Me levanté del césped y
ya había parado de llover. La noche ya había caído y la luna alumbraba el
firmamento intensamente. Ya no se encontraba tantas personas por ahí. Escuchaba
el leve clamor de la ciudad y la naturaleza ajustándose al rocío. Terminé de
darle una última revisada a lo que había sido mi vida juntos hasta ese momento:
las veces que reímos, las veces que lloramos, las veces que la sostuve
completamente en mis brazos, diminuta, humana, temblando y pidiéndome que no la
soltará nunca.
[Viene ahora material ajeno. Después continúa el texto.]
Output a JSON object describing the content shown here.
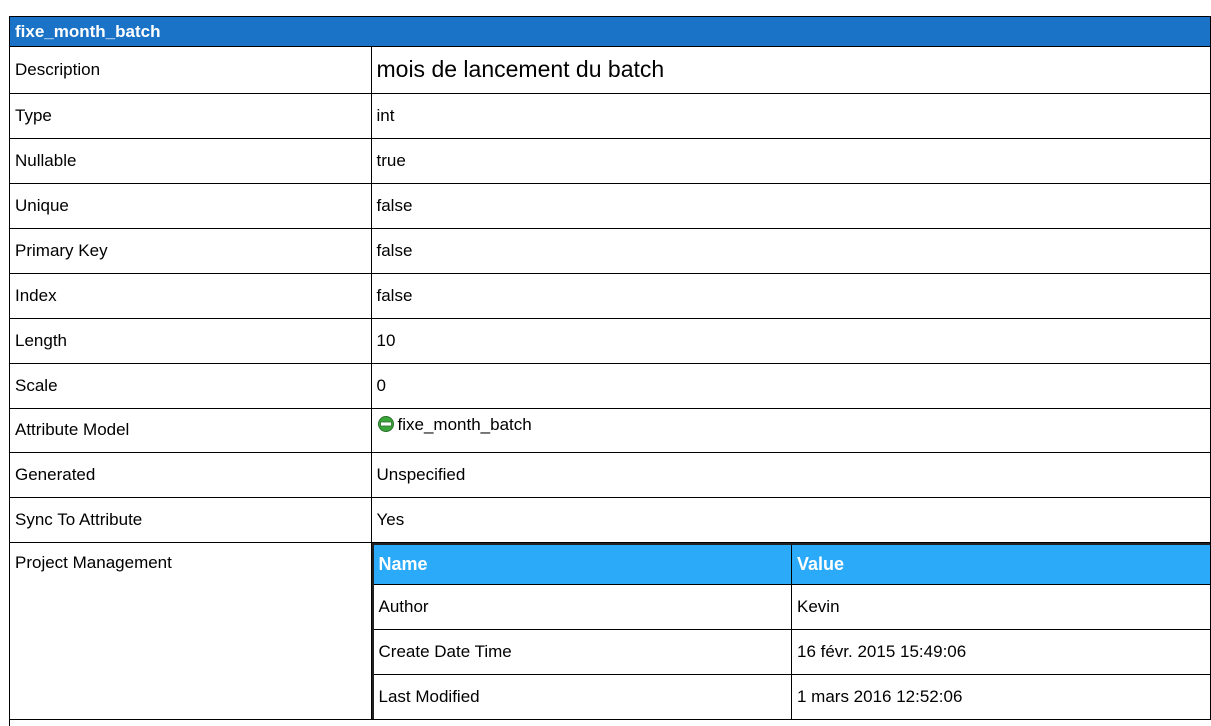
{
  "title": "fixe_month_batch",
  "rows": [
    {
      "label": "Description",
      "value": "mois de lancement du batch"
    },
    {
      "label": "Type",
      "value": "int"
    },
    {
      "label": "Nullable",
      "value": "true"
    },
    {
      "label": "Unique",
      "value": "false"
    },
    {
      "label": "Primary Key",
      "value": "false"
    },
    {
      "label": "Index",
      "value": "false"
    },
    {
      "label": "Length",
      "value": "10"
    },
    {
      "label": "Scale",
      "value": "0"
    },
    {
      "label": "Attribute Model",
      "value": "fixe_month_batch",
      "icon": "attribute-model-icon"
    },
    {
      "label": "Generated",
      "value": "Unspecified"
    },
    {
      "label": "Sync To Attribute",
      "value": "Yes"
    }
  ],
  "project_management": {
    "label": "Project Management",
    "headers": [
      "Name",
      "Value"
    ],
    "rows": [
      [
        "Author",
        "Kevin"
      ],
      [
        "Create Date Time",
        "16 févr. 2015 15:49:06"
      ],
      [
        "Last Modified",
        "1 mars 2016 12:52:06"
      ]
    ]
  },
  "colors": {
    "title_bar": "#1a73c7",
    "pm_header": "#2aaaf9",
    "icon_fill": "#3aa63a"
  }
}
Me esforzaba por no hacerlo, pero todo lo que llegaba a mi mente
eran esos momentos horribles, aquellos momentos de rabia, ira y tristeza. No
podía sacarme de la mente lo infeliz que me sentía a veces y que todas esas
cosas lindas quedaban opacadas por un pensamiento aún peor.
Una sirena de ambulancia
me hizo levantar la cabeza. No tenía idea de donde me encontraba. Ya no estaba
cerca de la casa de ella, de eso estaba seguro. Un sonido atrajo mi mirada.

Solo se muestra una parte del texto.